No importaba que Trump perdiera la presidencia en 2020. No importaba que fuera impugnado y acusado de nuevo, responsable por violación, convicto de fraude. En otra época, con otra figura, cualquiera de esos acontecimientos habría significado la culminación de la narrativa, el político deshonrado deslizándose hacia la oscuridad. El fin. Pero Trump ha utilizado su notable fama –su poder aislante– para argumentar que no es un político, incluso cuando se ha convertido en un superpolítico. Como resultado, cada uno de sus posibles finales le ha servido como un nuevo comienzo. Cada una ha sido una oportunidad para él de reiniciar y comenzar la narrativa de nuevo, de redoblar sus amenazas y odios. El efecto de intentar responsabilizar a Trump, ya sea en los tribunales o en el ámbito de la opinión pública, ha sido sólo ampliar el alcance del espectáculo, hacerlo cada vez más inevitable, cada vez más inevitable.

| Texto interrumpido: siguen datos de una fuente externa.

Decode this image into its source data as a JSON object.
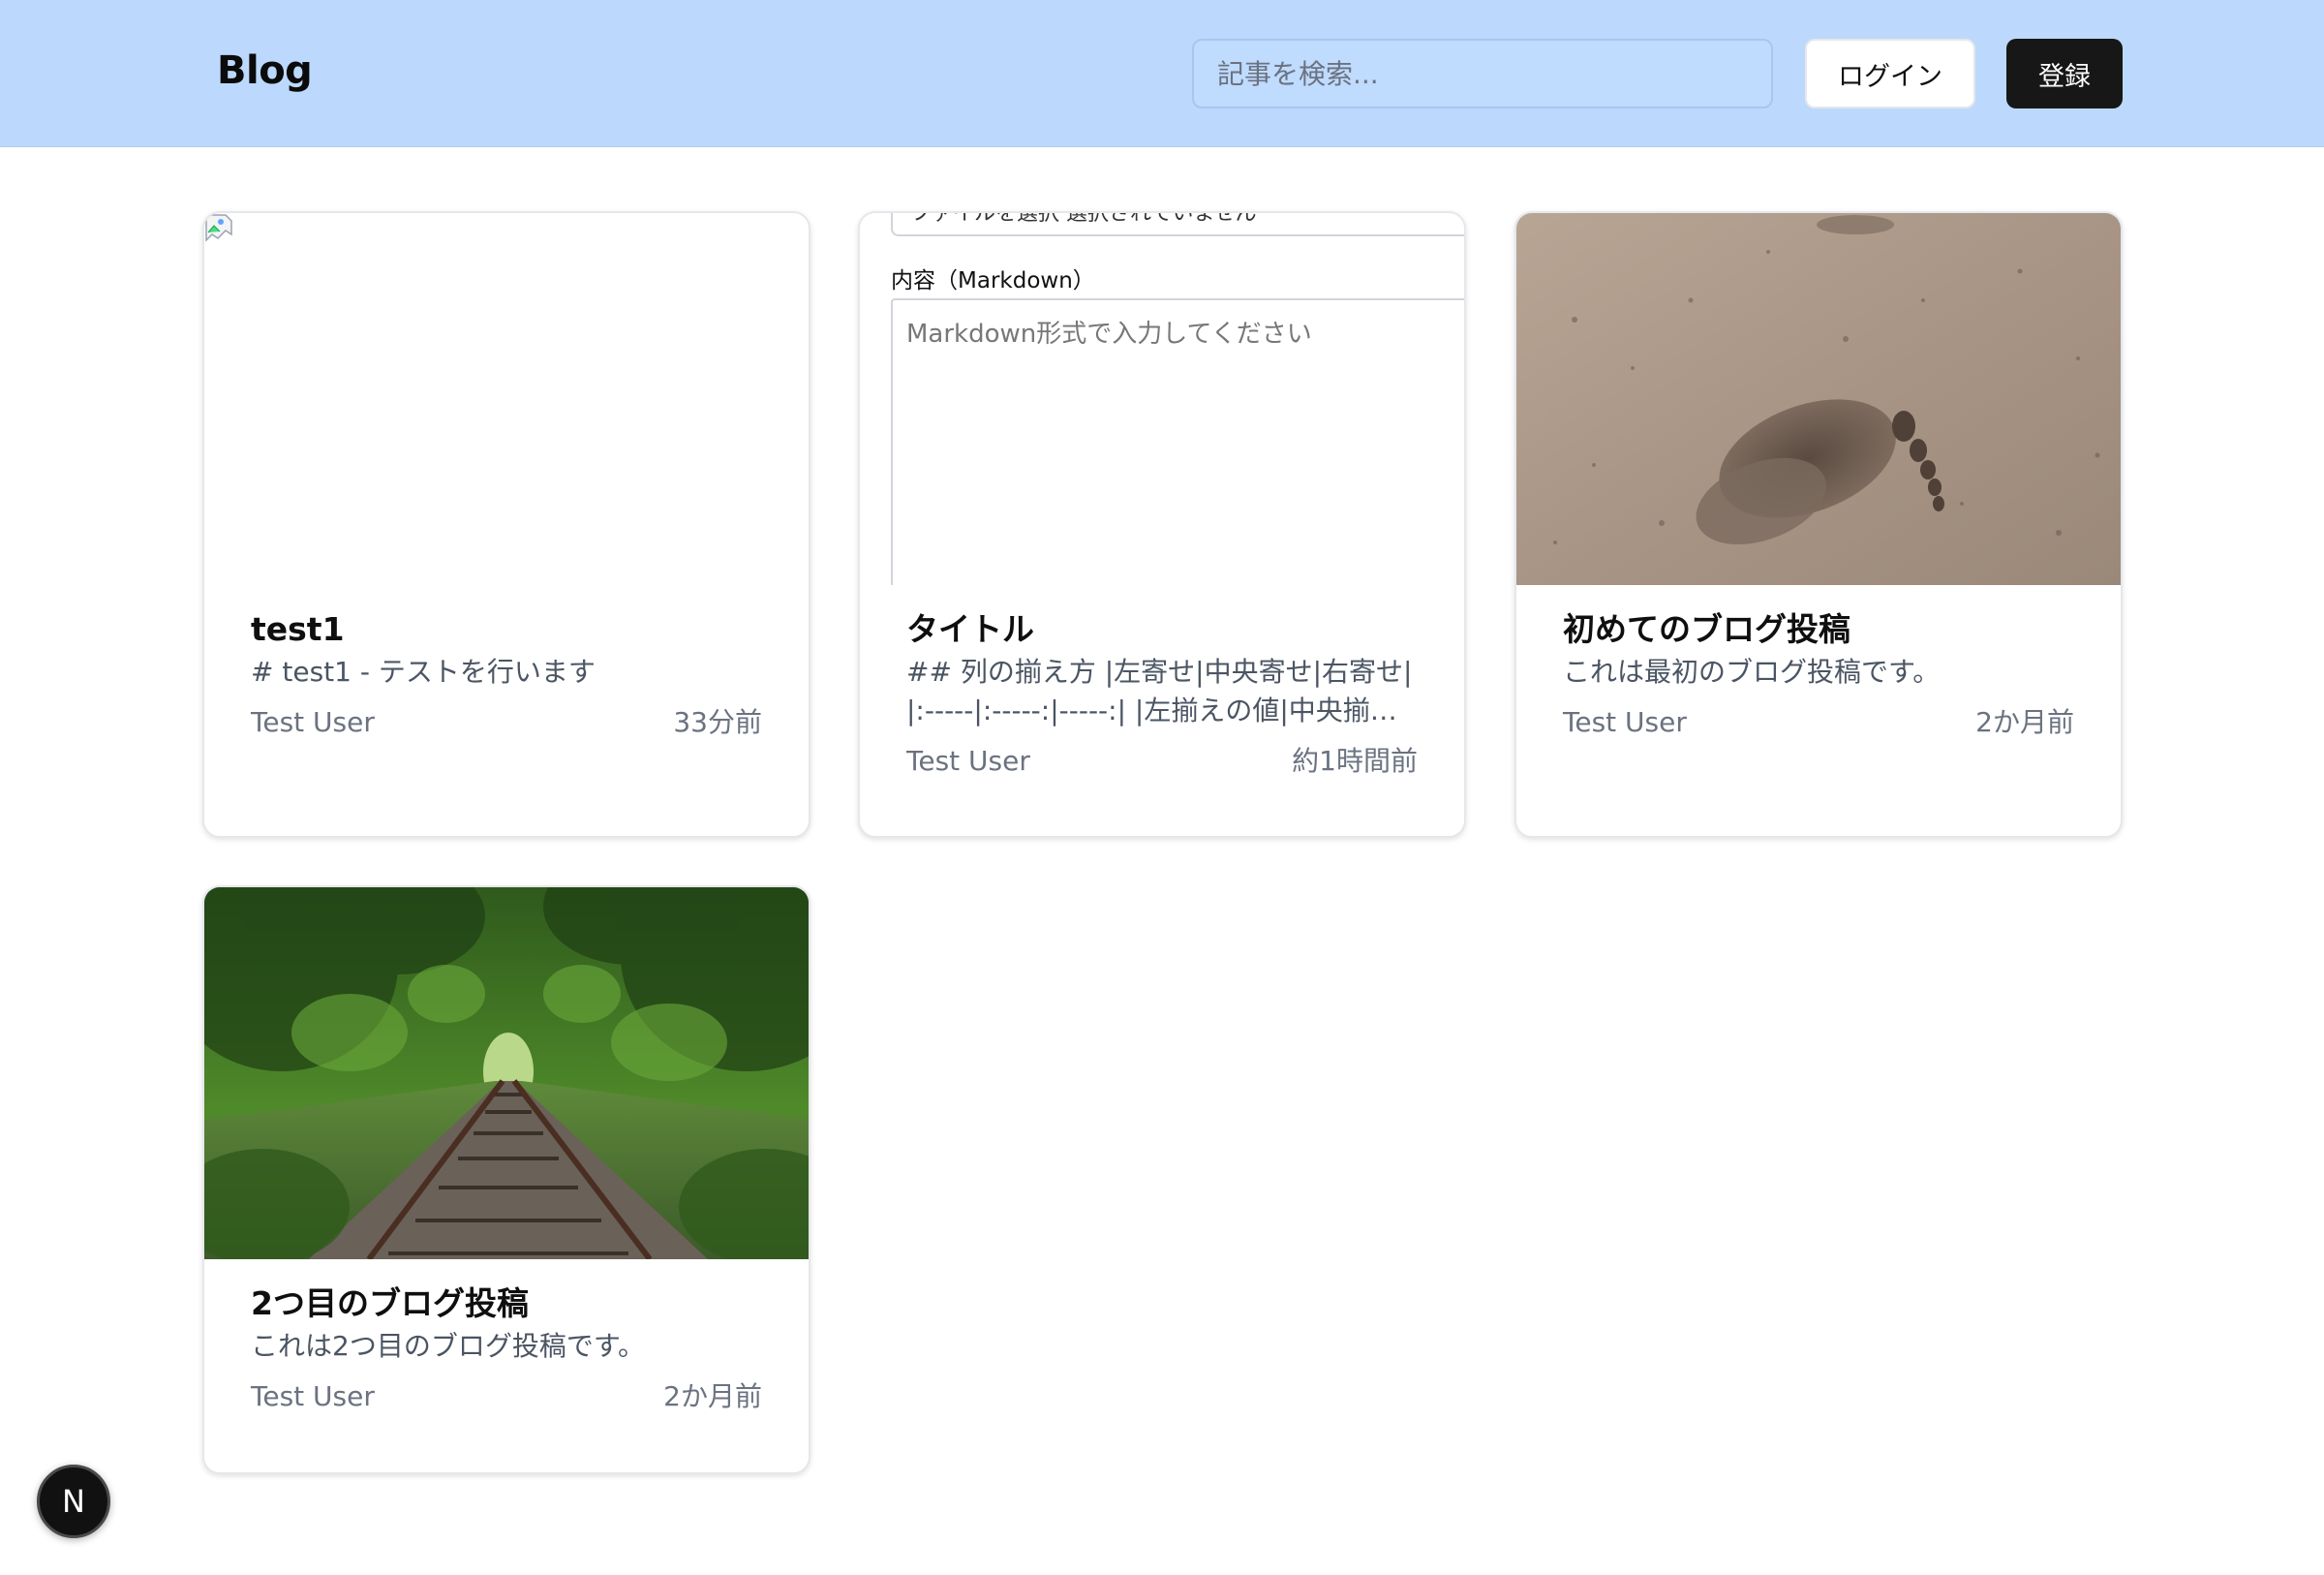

«Probablemente no sea una buena idea que casi todas nuestras noticias se centren en un solo tema durante tanto tiempo», escribió Manjoo en 2017. Tenía toda la razón. Pero no podía prever lo que Trump tenía reservado. “La política va detrás de la cultura”, decía el viejo Breitbart dicho va. Pero la reelección de Trump es una prueba más de que política y cultura se mezclan, ahora, en la misma agua turbia. Ambos hierven en el mismo mar oscuro. Trump vuelve a tener carta blanca para imponer su visión al mundo. Y su audiencia no tiene más remedio que mirar.